The problem is that strong performance numbers over the past few quarters have repeatedly failed to boost the stock price. Market expectations for Nvidia are already quite high, and the room for outperformance is getting narrower. O'Connor believes investors have already shifted their focus ahead to the March GTC conference.

This financial report is also seen as a health check for AI infrastructure investment.

Andrew Rocco, stock strategist at Zacks Investment Research, says Nvidia's performance will provide a reference for judging the vigor of AI spending, and will also reveal the operating status of emerging cloud computing partners such as CoreWeave and Nebius Group.

Gross margin and competition are key issues

O'Connor points out that the continuous rise in memory chip prices means whether Nvidia can maintain its gross margin under increased cost pressure will be one of the focal points of the earnings call.

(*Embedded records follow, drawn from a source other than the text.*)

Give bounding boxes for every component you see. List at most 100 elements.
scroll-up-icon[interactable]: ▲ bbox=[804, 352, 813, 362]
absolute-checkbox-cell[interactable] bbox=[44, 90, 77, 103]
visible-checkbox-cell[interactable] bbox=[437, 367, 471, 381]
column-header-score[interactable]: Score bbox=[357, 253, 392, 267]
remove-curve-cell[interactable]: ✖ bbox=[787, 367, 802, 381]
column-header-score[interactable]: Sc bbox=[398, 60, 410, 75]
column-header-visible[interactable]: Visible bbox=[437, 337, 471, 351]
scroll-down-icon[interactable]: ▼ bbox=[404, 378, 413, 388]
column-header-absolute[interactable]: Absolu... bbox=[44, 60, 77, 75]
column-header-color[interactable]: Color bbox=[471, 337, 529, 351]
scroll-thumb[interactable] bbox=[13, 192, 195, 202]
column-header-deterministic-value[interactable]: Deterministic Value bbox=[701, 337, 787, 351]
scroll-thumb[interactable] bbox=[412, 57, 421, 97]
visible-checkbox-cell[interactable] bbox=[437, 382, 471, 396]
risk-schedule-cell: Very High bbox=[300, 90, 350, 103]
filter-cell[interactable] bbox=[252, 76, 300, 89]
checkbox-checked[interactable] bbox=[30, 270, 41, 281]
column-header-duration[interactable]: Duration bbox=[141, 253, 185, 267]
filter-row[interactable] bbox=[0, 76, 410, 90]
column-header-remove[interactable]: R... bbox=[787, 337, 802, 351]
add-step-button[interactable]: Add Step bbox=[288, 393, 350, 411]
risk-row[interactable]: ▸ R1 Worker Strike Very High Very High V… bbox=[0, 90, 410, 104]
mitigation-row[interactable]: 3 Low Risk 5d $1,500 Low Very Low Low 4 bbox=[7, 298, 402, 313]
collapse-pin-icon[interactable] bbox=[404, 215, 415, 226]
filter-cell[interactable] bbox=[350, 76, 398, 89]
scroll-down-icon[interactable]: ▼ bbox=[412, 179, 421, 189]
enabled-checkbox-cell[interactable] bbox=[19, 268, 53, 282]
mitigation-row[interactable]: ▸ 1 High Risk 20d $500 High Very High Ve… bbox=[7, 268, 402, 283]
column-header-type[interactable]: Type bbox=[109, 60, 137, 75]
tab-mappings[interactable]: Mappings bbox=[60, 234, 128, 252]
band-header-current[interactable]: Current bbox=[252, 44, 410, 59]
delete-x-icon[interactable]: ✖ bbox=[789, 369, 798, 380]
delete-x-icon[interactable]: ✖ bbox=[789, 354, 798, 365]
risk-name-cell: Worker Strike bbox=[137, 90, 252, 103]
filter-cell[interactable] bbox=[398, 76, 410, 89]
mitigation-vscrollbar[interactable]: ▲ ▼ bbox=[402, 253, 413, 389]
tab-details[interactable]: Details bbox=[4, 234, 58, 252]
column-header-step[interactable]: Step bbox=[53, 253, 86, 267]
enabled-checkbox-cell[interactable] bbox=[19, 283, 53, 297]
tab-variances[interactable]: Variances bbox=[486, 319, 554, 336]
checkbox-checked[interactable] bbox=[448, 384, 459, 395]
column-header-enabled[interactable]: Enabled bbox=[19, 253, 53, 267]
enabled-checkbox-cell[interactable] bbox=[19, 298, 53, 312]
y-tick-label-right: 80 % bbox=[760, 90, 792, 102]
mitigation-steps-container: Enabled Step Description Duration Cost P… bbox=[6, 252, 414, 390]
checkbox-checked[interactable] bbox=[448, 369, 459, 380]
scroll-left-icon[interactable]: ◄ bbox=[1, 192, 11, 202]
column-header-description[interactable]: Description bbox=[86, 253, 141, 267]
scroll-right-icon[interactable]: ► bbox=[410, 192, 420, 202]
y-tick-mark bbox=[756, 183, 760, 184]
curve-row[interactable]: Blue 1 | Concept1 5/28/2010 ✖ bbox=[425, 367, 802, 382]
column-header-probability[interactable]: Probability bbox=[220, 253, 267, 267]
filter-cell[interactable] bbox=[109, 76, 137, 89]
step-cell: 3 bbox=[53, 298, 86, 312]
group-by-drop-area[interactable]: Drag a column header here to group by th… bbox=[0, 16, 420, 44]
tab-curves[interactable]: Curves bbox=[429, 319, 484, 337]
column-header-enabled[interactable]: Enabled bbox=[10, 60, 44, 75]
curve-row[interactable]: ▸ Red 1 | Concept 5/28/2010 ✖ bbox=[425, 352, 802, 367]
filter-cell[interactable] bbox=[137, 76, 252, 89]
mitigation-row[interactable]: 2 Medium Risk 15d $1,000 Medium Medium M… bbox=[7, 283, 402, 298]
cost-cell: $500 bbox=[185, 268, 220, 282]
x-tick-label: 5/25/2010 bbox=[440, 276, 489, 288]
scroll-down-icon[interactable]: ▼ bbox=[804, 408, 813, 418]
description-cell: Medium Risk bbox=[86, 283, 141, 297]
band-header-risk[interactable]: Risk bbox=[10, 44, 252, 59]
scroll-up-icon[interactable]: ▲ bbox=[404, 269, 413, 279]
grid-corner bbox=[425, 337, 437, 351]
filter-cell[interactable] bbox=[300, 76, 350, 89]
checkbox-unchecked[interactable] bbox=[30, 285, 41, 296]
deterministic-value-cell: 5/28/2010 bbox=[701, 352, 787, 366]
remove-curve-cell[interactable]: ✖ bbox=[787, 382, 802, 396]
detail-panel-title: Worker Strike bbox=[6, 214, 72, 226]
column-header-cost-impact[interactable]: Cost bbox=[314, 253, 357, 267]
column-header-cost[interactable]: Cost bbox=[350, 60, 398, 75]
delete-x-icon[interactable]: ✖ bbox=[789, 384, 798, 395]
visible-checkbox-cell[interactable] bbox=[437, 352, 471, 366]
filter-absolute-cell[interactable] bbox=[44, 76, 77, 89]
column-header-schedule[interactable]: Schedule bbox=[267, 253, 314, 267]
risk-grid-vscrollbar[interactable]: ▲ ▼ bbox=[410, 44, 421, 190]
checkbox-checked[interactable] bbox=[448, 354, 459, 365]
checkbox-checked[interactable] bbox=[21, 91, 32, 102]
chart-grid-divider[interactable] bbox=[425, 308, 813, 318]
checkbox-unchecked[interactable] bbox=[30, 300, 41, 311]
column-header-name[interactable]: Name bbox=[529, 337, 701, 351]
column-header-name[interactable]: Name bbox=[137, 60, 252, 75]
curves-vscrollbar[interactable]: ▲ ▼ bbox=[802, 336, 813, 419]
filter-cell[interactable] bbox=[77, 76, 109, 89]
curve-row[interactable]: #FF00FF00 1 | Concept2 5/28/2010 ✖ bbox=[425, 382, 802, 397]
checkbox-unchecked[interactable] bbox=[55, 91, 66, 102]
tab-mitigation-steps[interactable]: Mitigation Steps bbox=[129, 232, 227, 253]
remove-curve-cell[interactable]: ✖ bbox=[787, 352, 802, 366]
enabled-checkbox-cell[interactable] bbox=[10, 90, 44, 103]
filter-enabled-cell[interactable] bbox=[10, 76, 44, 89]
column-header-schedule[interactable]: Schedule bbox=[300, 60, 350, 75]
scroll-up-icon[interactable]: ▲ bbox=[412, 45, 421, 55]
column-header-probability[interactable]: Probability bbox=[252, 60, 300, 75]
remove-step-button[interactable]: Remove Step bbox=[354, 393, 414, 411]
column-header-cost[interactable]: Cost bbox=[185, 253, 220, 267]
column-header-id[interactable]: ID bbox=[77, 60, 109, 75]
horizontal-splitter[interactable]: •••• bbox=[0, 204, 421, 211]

Another issue is competition. Custom chip projects such as the Tensor Processing Unit (TPU) jointly developed by Google and Broadcom are receiving increasing attention, and the market is beginning to question whether Nvidia's long-term dominance can persist.

HSBC analyst Frank Lee forecasts that demand for Nvidia GPUs will remain strong. Alphabet, Amazon, Meta, and Microsoft plan a combined $650 billion spend on AI infrastructure this year, which itself highlights the scale of demand.

Frank Lee believes that Nvidia GPUs will remain the mainstream choice for AI computing investment for the foreseeable future. However, how long "the foreseeable future" will last is a question that no one can answer definitively.